Hormuz remains the key geopolitical pressure point for energy markets
Global markets have spent the latest trading sessions focused once again on the geopolitical escalation in the Middle East. At the centre of the concern is Iran and the still fragile situation around the Strait of Hormuz, the passage through which roughly a fifth of the world's oil trade moves.
Although diplomatic efforts have continued, shipping conditions remain restricted and repeated incidents have kept investors alert to the risk of a broader disruption. That is why oil traders are still treating even a limited deterioration in the security backdrop as a meaningful supply shock.
Brent is staying elevated because even small disruptions matter
The most immediate market response has come through the energy complex. Brent crude has remained at a high level and has continued to swing sharply as investors try to price the risk of further supply disruption from the region.
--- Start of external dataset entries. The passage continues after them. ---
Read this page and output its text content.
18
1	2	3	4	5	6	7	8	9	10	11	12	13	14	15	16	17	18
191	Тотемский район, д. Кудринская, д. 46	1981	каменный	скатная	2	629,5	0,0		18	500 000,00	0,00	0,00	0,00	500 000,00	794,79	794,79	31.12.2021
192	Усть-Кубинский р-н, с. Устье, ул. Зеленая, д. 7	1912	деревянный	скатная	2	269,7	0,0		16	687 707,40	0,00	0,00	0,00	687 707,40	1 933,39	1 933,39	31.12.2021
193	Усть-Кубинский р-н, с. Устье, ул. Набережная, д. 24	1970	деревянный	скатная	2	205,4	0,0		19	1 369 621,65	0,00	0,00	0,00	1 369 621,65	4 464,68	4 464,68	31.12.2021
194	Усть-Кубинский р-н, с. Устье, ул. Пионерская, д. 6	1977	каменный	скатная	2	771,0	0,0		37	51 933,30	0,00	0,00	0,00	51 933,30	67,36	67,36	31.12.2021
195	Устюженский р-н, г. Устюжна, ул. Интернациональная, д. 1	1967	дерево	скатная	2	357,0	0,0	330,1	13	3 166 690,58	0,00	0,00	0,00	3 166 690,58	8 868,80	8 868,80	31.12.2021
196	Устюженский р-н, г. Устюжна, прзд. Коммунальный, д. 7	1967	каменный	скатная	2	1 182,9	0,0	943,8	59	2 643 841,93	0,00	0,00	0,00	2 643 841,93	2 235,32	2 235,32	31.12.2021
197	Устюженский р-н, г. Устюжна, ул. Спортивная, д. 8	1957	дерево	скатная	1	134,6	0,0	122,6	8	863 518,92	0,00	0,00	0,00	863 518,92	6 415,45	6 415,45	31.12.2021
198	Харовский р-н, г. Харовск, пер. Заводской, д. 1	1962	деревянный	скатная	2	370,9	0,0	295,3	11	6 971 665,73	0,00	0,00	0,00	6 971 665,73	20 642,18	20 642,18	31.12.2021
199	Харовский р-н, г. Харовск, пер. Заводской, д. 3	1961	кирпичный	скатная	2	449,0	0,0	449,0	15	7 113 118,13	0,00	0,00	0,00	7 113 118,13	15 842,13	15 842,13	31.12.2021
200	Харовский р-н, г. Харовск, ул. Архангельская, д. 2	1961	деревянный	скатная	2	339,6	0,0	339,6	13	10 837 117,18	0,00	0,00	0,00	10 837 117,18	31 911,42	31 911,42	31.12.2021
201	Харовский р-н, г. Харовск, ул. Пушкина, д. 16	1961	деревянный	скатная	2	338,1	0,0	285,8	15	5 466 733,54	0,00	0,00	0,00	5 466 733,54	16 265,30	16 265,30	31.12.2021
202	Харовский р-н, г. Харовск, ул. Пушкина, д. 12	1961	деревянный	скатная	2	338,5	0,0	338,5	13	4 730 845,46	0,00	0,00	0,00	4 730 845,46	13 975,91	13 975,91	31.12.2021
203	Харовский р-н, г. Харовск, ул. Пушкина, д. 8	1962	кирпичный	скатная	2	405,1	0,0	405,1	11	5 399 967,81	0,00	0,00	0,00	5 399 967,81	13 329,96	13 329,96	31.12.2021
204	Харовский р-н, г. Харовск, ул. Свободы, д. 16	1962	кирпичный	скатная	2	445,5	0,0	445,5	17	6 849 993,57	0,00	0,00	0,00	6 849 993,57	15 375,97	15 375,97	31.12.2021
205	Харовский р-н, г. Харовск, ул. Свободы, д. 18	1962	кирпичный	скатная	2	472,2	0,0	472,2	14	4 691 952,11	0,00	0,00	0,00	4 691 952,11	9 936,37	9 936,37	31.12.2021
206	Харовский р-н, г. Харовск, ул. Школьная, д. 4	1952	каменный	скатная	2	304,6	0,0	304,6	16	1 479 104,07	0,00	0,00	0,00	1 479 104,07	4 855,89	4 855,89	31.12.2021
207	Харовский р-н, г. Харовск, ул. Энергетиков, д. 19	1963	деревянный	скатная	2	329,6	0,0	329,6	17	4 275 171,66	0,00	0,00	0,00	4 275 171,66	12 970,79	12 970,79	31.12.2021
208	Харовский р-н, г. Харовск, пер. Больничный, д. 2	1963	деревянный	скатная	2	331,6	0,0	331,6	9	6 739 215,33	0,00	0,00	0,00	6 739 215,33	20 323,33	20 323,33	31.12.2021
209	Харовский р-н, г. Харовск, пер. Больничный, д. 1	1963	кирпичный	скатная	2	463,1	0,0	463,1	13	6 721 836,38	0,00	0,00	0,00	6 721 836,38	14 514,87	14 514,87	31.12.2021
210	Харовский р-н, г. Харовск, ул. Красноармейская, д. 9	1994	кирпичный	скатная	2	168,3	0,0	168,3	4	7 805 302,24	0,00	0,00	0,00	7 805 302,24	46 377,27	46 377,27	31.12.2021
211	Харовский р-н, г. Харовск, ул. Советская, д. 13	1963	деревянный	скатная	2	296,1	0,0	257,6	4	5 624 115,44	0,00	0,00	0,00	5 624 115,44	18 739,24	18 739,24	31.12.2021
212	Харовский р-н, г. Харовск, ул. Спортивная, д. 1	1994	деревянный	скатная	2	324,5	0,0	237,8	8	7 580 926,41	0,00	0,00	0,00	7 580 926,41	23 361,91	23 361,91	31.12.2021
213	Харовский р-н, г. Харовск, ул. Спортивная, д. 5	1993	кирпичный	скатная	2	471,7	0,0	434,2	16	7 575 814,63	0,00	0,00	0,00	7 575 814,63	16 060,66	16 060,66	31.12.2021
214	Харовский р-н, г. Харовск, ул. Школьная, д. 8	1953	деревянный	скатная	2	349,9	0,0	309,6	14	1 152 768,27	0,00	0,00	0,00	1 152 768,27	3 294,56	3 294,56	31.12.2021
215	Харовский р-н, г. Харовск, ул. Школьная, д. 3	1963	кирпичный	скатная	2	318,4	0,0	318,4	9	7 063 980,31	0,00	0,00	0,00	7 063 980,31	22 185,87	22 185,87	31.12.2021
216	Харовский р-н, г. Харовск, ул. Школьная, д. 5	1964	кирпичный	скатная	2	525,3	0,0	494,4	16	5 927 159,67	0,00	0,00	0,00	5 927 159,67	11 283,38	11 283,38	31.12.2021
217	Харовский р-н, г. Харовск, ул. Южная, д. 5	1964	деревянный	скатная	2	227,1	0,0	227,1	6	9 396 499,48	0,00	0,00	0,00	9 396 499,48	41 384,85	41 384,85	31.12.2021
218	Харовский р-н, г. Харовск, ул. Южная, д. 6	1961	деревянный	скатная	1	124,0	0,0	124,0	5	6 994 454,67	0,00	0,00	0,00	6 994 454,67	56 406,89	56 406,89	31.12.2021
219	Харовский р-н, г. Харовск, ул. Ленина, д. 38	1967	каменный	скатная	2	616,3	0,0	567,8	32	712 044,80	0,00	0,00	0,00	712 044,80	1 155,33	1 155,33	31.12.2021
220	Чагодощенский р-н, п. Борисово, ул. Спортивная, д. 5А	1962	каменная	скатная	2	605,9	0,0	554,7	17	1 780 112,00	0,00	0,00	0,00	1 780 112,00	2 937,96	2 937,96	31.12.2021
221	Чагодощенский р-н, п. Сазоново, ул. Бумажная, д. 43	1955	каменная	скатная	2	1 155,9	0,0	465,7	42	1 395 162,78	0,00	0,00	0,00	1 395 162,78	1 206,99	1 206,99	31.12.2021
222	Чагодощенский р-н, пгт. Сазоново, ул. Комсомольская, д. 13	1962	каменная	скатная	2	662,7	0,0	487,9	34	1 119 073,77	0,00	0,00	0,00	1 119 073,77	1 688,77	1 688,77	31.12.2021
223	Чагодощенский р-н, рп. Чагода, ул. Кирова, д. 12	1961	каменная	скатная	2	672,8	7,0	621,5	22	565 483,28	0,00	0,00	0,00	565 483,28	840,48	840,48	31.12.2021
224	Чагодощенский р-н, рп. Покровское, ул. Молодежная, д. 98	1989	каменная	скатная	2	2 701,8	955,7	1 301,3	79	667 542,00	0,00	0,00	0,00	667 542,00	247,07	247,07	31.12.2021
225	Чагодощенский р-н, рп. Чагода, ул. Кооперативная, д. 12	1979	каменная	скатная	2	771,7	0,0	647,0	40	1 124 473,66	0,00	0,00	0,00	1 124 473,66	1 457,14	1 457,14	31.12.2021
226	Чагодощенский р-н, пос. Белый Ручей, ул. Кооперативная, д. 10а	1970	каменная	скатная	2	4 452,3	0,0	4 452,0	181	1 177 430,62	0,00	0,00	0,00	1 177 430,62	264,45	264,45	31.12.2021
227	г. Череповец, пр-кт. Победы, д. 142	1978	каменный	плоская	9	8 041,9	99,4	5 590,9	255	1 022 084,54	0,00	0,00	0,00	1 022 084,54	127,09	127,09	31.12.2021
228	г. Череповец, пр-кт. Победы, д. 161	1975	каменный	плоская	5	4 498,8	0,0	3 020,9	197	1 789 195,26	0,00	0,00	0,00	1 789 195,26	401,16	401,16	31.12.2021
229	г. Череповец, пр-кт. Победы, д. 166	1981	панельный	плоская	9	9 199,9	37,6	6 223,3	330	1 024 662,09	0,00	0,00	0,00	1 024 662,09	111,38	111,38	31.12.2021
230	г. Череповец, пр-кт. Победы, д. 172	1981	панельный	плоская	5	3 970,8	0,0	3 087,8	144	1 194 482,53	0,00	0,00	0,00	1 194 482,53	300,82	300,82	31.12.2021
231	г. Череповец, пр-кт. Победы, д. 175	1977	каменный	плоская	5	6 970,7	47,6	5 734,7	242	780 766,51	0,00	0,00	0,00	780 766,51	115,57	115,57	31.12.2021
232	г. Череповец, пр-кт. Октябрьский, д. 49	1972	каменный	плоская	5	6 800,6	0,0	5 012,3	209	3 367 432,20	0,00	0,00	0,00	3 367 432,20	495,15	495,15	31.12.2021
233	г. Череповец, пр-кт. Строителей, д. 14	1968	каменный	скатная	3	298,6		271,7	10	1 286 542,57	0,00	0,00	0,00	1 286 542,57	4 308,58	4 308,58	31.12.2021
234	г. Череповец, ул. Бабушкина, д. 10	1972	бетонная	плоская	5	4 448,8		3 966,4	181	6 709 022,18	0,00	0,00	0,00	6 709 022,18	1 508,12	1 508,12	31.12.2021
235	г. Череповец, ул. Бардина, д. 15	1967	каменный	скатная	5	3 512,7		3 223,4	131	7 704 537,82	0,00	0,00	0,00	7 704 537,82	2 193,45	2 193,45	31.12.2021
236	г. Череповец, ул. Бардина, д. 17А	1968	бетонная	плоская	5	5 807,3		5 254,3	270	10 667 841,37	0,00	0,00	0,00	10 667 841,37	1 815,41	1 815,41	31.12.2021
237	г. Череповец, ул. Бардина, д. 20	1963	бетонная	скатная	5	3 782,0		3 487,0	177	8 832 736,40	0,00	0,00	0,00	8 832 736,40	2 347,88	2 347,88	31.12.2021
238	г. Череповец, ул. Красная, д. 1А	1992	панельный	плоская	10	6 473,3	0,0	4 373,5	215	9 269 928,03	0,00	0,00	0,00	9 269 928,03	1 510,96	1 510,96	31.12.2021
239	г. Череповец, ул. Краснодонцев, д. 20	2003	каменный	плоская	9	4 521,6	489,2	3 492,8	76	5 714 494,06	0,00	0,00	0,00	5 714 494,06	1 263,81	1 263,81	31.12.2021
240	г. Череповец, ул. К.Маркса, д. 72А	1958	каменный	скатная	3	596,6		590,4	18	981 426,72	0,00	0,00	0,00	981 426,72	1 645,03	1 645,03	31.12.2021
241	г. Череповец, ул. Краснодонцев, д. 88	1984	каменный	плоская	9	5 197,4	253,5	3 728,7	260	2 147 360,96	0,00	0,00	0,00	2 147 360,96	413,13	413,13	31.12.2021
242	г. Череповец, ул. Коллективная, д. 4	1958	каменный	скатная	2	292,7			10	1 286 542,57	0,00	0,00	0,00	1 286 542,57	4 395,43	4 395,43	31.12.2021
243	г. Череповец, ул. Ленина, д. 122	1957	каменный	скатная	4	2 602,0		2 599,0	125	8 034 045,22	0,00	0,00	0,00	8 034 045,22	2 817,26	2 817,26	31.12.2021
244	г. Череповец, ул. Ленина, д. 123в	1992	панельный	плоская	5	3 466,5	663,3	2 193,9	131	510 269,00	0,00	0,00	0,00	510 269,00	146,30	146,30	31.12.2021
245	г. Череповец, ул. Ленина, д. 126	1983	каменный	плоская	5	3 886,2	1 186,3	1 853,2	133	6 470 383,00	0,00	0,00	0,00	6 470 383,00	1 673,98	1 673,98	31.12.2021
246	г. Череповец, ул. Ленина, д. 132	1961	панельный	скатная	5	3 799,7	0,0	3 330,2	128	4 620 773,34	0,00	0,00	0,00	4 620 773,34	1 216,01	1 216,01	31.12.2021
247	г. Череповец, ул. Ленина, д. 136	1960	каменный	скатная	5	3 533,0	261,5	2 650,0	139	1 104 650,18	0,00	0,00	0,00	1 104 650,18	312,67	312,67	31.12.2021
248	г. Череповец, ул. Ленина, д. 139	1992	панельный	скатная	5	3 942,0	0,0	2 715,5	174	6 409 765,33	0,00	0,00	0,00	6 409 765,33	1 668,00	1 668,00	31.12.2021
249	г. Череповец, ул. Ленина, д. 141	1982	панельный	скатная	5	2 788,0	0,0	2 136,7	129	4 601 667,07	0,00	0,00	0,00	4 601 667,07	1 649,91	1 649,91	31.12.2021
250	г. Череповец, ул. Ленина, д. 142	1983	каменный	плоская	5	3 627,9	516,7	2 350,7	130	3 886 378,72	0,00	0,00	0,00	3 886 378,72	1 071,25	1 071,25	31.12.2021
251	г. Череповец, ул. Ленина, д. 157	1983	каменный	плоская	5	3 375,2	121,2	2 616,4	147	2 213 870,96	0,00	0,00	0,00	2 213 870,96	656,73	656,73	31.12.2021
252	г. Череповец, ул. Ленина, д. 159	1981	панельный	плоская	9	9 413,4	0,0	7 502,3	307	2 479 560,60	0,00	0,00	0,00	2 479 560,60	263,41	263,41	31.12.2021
The German source notes that Brent traded at times well above $110 per barrel, reflecting the view that even relatively small interruptions to tanker traffic could have outsized consequences for global energy supply and for inflation expectations more broadly.
The DAX is more exposed than Wall Street to an oil-price shock
European equities, and Germany in particular, are feeling the pressure more acutely. Energy-sensitive sectors such as chemicals, industrials and autos remain especially vulnerable because higher oil and gas prices feed directly into operating costs and weaken the regional growth outlook.